Eldar Maksymov, an accounting professor at Arizona State University, has a new SSRN paper arguing artificial intelligence will quadruple finance employment rather than gut it. His main evidence is one piece of software: the spreadsheet.
The accountant math
Numbers from the Bureau of Labor Statistics do most of the work in Maksymov's SSRN paper. Roughly 339,000 US accountants in 1980, the year after VisiCalc shipped for the Apple II. About 1.4 million by 2022. The American population grew about 47 percent over those four decades. Accountants grew closer to 320 percent. Bookkeeping clerks, the role that actually got automated, shrank.

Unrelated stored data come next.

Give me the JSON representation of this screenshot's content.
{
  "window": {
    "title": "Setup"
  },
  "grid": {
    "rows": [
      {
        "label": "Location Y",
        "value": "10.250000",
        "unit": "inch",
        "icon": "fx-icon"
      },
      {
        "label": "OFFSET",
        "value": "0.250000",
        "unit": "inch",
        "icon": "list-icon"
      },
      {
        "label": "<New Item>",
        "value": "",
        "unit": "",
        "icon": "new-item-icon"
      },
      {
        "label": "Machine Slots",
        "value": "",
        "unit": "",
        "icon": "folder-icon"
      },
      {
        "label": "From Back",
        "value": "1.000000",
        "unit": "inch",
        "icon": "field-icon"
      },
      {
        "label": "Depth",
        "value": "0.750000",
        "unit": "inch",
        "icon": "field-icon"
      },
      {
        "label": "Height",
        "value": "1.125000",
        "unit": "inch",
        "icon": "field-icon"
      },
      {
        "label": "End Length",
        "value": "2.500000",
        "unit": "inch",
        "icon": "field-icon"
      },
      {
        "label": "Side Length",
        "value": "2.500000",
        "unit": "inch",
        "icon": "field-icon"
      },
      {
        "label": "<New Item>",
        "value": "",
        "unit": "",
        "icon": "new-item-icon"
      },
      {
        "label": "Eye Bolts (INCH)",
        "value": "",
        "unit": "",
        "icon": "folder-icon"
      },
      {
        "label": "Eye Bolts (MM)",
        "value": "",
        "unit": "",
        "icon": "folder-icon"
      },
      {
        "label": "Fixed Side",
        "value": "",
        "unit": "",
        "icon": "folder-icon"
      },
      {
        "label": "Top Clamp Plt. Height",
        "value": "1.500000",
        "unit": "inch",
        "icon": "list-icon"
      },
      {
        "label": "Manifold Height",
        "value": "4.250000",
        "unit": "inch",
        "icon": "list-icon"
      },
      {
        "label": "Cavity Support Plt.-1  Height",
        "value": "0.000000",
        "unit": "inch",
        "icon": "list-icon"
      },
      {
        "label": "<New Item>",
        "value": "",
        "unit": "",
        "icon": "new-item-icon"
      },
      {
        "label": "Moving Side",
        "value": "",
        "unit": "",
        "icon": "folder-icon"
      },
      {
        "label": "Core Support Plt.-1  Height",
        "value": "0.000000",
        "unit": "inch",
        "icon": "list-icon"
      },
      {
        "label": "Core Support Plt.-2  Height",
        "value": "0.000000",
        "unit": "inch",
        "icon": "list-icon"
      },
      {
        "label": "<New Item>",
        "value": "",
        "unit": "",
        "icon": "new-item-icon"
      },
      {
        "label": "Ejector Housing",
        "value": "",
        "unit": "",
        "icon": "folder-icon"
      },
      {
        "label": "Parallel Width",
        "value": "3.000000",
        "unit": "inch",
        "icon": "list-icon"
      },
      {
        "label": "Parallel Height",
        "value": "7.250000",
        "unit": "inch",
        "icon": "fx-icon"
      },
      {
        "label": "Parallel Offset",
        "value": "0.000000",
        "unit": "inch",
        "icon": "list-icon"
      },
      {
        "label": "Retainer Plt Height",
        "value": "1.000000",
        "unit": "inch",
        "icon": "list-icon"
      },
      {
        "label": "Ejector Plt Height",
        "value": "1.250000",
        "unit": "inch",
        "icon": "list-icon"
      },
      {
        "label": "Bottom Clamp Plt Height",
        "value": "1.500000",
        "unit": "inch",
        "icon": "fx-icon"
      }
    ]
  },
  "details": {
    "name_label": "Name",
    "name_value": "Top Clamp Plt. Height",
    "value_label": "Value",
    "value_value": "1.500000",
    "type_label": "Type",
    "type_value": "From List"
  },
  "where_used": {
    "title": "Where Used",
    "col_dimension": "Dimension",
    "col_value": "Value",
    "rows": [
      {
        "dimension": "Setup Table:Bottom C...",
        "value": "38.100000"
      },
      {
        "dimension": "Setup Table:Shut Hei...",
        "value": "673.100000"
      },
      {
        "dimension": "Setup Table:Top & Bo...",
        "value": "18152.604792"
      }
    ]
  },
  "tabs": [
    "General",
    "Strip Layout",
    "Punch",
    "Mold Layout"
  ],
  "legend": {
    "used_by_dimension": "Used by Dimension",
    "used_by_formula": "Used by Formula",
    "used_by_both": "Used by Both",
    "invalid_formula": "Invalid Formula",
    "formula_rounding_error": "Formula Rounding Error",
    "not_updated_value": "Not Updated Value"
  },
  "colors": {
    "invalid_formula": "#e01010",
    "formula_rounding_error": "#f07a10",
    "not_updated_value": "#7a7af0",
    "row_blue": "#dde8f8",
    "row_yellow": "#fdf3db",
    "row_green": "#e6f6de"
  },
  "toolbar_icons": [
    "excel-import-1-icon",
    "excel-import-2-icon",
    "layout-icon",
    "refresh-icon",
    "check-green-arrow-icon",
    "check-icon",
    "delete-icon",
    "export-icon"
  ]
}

His framing is the Jevons paradox. British economist William Stanley Jevons argued in his 1865 book The Coal Question that James Watt's more fuel-efficient steam engine should have cut British coal use and instead did the opposite, because cheap coal made entire new industries economically viable. Maksymov's applied version: "the spreadsheet didn't replace the accountant" but exposed an appetite for financial analysis that companies couldn't previously afford. That sounds airtight, until you press on it.
What the paper is responding to
Anthropic's March 2026 Economic Index reported that Claude could theoretically perform 94.3 percent of tasks in business and finance occupations, tied with computer and math jobs for the highest theoretical exposure of any group. That number is the one driving the C-suite anxiety the paper is trying to talk down. Maksymov's bet is that the 94.3 percent is a productivity ceiling, not a headcount ceiling: cheap financial modeling becomes ubiquitous financial modeling, and demand expands to absorb the new capacity.
There's a demographic argument too. The AICPA's pipeline framing notes that roughly three-quarters of US CPAs are at or near retirement age, and CPA exam candidates dropped from about 50,000 in 2010 to around 32,000 in 2021. There is no horde of accountants for AI to displace, the argument goes. There is a shortage AI happens to be arriving in time to plug.
Where it gets shakier
Jevons is an empirical pattern, not a law of physics. The cleanest counterexample sits in the same country: per capita US residential electricity use has fallen about 5 percent since 2010, even as the average household acquired smart speakers, streaming devices, and at least one extra laptop. The EIA credits LED lighting and tighter efficiency standards. Cheaper, more efficient electricity did not conjure unbounded new demand. It made the existing demand cheaper to serve, full stop.
The bigger tension in the paper is internal. Maksymov leans on the line that AI automates routine while humans climb to higher-value cognition. But that routine-versus-cognition split is what gets harder to defend with every model release. Anthropic's own data shows software development and computer-mathematical work as Claude's single largest use category, and software engineering does not have an aging-out workforce. There is no demographic ramp for AI to fill there. There is also no obvious cognitive tier above the work being automated to retreat to. The accountant analogy assumes a higher floor exists. It might not.
What's worth keeping
The honest version of Maksymov's case is the boring one: AI has clearly enabled products and analyses that did not exist before. Cash-flow forecasting at a 50-person regional manufacturer was a Fortune 500 capability in 1979. The market for it now exists because the cost fell hard enough. That part of the spreadsheet story is real, and it's the most useful piece to carry into the AI conversation.
Everything else is comfort-reading dressed in nineteenth-century economics. Anthropic's next Economic Index update, expected later this year, will be a cleaner test of whether the displacement-or-expansion question is resolving in either direction.